Melissa Hughes of San Francisco, California was on a business trip to Manhattan. An employee of Slam Dunk Networks, she was attending a conference high atop one of the two towers of the World Trade Center. At a little after 9am Eastern Standard Time she attempted to call her husband. Because of the three hour time difference Sean Hughes was still asleep.

When he awoke he heard this message left on his answering machine. "Sean, it's me. I just wanted to let you know that I love you and that I'm stuck in this building in New York. A plane hit the building, or a bomb went off. There's lots of smoke. I just wanted you to know I love you, always," the message said.

Mr. Hughes said of the message, "It is a blessing in a sense that my wife reached out in such a desperate moment. Just to tell me that she loved me."

Sean Hughes and Melissa celebrated their first wedding anniversary on August 19. Sean is now in New York searching for his wife. "There is, without a doubt, there is hope," he said. "Melissa is out there. We will find her. We have a network here. My company sponsored a technology center, a web site. We have an infrastructure that is going to find Melissa."

The odds are not good. On Tuesday morning Michael Kurtz, another husband married to his wife for 31 years, was watching events unfold on his television set. His wife was at her new job at the Pentagon. "I first thought an airplane had a problem and accidentally crashed into the building," he said. "Then, to my surprise, I watched the second airline situation happen and unfold. Then, I heard on the news that something had happened at the Pentagon."

"Of course, thinking of my wife's second day, I was in a sheer panic. I had worked at the Pentagon a few years ago. I was familiar with the set up of the building. When I saw where the impact was, I immediately knew she was there. I looked at my daughter who I had brought home because of things I had heard and I immediately started to cry. Of course, my daughter, seeing me, started to cry. It just started a whole wall of crying. I'm hoping the phone will ring, that I'm okay."

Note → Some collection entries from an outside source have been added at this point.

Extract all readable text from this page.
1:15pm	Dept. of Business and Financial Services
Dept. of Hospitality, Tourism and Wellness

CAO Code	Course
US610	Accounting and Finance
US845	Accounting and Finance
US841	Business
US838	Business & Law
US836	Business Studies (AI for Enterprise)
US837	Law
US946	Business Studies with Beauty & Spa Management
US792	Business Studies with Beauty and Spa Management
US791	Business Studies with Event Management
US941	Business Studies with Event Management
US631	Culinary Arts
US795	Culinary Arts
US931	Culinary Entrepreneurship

The phone did ring. It was about one o'clock on Tuesday afternoon. And, everything was not okay. Someone from an area hospital called to tell Michael Kurtz that his wife was in serious condition.

"When I got to the hospital the staff was tremendous. They helped me walk up the stairs. Later, I found out that my wife had burns over 70% of her body, proportional third degree, second degree, etc. I stood there numb. I didn't recognize my wife," he said.

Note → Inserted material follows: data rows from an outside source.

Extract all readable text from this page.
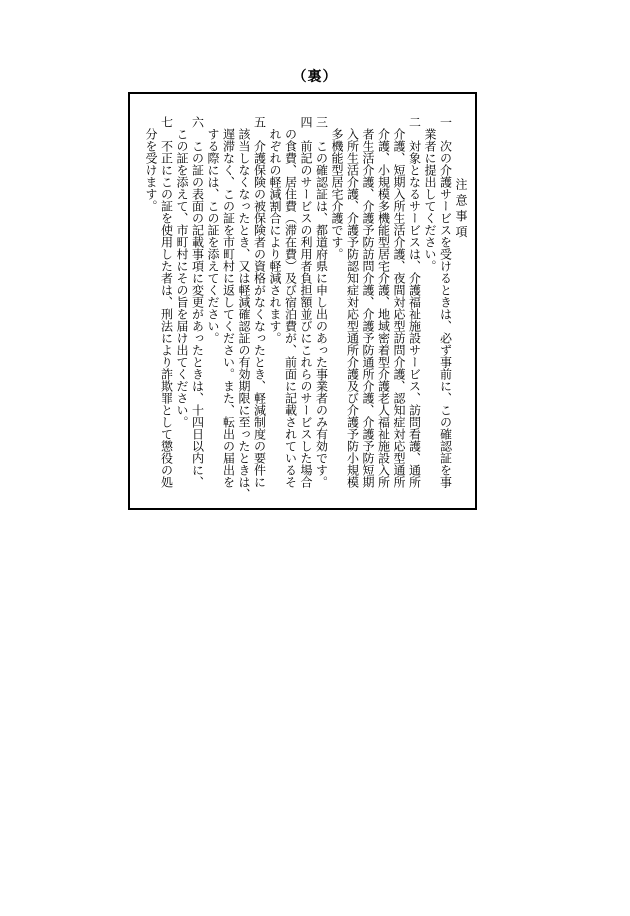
（裏）
注 意 事 項
一次の介護サービスを受けるときは、必ず事前に、この確認証を事
業者に提出してください。
二対象となるサービスは、介護福祉施設サービス、訪問看護、通所
介護、短期入所生活介護、夜間対応型訪問介護、認知症対応型通所
介護、小規模多機能型居宅介護、地域密着型介護老人福祉施設入所
者生活介護、介護予防訪問介護、介護予防通所介護、介護予防短期
入所生活介護、介護予防認知症対応型通所介護及び介護予防小規模
多機能型居宅介護です。
三この確認証は、都道府県に申し出のあった事業者のみ有効です。
四前記のサービスの利用者負担額並びにこれらのサービスした場合
の食費、居住費（滞在費）及び宿泊費が、前面に記載されているそ
れぞれの軽減割合により軽減されます。
五介護保険の被保険者の資格がなくなったとき、軽減制度の要件に
該当しなくなったとき、又は軽減確認証の有効期限に至ったときは、
遅滞なく、この証を市町村に返してください。また、転出の届出を
する際には、この証を添えてください。
六この証の表面の記載事項に変更があったときは、十四日以内に、
この証を添えて、市町村にその旨を届け出てください。
七不正にこの証を使用した者は、刑法により詐欺罪として懲役の処
分を受けます。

Since Tuesday, Mr. Kurtz says that his wife's condition has improved. She recognizes him, can make gestures, and the swelling is down. He is encouraged. "We'll start therapy, skin grafting. I'm hoping three, four months max. We're going through this day by day. She's my soul mate. We're going to make it. That's the bottom line."

Two victims in two different cities. Two husbands with two different stories to tell.